Stone also must work around the daily schedule of the Iraqis. Their set hours don't always allow for ample training time, so she must visit twice a day to give the Iraqis as much information as she can.
"Because I'm an adviser I get to see them and work with them first-hand," she said. "They believe in what we're doing and it makes me feel like I'm actually contributing to them sustaining as an Air Force."
Working alongside each other, Stone and Gaffney, a network infrastructure technician, combine their expertise daily and carry out a plan which points the Iraqis towards success.
"We are doing something that is very good for someone else," Stone said. "Any chance you get to be an example for someone you should take it. People will look up to you and appreciate you if you just set the example for them and that's what we're doing."
The Iraqis are taking note of the examples they're receiving. When Stone first arrived in Kirkuk, she began assisting Iraqis with programming radios and has recently been thrilled with the progress she's seen.
"About three weeks ago I saw them training each other and it made me so happy and proud to see them actually sharing the information with each other instead of holding onto it," she said. "We're leaving them in their own, capable hands. Everything they need we're giving to them and I know that they'll be able to do everything. They want to and they're yearning for it."
Stone said the Iraqis she's come into contact with have definitely changed their perspective about Americans. She believes the visual contact and personal trust has made a significant impact on everybody.
"It's the human quality that they're getting from us and not just the 'taking over' and telling them what to do," she said. "We tell them what works for us and they should try it. They have accepted and are receptive of that."

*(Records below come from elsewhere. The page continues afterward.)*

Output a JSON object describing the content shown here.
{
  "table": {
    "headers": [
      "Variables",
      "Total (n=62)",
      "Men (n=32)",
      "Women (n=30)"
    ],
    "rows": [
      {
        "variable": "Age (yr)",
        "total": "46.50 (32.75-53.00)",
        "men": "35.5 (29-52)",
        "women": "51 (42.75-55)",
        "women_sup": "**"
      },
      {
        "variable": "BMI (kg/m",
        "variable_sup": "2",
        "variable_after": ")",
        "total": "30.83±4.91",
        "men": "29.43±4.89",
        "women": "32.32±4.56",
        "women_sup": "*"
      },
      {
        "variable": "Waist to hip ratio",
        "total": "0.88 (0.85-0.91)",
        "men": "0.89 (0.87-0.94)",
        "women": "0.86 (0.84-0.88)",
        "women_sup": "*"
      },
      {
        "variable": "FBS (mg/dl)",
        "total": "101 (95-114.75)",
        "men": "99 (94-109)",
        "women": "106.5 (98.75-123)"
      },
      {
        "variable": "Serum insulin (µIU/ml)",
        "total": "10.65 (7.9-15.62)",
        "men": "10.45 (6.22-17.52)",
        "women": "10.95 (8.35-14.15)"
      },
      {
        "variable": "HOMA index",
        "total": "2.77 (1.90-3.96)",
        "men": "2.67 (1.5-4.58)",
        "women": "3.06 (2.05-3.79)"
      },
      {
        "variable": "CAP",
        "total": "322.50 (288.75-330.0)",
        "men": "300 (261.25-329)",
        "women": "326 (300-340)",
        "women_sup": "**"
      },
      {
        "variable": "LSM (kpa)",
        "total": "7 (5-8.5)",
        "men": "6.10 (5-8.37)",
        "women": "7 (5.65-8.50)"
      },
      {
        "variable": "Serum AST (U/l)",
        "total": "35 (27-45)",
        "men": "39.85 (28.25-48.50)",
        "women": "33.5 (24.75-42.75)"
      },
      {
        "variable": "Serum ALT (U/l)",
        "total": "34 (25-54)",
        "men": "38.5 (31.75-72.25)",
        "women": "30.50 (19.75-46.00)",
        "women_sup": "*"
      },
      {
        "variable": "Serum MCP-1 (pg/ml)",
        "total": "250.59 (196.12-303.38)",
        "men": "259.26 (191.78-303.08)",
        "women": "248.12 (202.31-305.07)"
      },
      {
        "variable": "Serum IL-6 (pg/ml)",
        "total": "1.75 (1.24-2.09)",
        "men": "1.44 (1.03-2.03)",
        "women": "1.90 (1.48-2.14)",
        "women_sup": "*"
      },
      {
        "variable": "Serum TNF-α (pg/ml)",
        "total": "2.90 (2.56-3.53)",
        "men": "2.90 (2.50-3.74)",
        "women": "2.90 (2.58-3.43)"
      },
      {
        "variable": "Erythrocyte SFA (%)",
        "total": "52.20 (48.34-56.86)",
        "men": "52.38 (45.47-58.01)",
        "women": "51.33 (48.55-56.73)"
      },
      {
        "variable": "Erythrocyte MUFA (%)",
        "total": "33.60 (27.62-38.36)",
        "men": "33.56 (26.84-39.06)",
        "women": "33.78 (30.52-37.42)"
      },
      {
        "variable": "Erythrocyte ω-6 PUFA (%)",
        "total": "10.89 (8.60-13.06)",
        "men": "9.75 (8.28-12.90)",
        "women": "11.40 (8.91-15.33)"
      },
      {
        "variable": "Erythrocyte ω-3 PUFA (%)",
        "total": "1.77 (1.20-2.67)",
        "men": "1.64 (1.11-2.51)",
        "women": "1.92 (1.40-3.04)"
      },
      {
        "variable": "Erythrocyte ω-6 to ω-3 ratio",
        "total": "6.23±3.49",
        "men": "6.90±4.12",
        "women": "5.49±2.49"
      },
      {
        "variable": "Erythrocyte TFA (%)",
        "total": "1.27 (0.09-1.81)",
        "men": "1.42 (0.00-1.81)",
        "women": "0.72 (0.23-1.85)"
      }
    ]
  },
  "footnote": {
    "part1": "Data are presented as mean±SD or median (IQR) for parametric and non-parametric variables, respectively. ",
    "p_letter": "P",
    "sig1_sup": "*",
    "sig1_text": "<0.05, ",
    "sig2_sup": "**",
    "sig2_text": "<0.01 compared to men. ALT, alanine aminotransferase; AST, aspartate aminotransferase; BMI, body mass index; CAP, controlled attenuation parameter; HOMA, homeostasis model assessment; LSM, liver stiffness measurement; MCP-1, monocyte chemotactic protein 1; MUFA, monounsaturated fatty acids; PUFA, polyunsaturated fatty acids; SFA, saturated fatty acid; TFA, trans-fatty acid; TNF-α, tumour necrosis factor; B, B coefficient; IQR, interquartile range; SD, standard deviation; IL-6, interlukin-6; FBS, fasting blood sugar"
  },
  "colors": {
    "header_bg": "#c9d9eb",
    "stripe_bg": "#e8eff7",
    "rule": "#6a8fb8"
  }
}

Maj. John Dautel, 321st Mission Support Advisory Group Det. 3 chief, said they mostly have one person per career field in to help train and advise and will use whatever means available to get the job done.
"We are fully here to train and advise the Iraqi air force," the major said. "We utilize the expertise of all the U.S. assets through coordination with other units to provide training plans to set the Iraqis up for success."
Now that the Iraqi air force communication airmen know the basics, Stone and Gaffney are creating training courses to advance the Iraqi's knowledge and give them the tools they need to sustain and succeed in the future.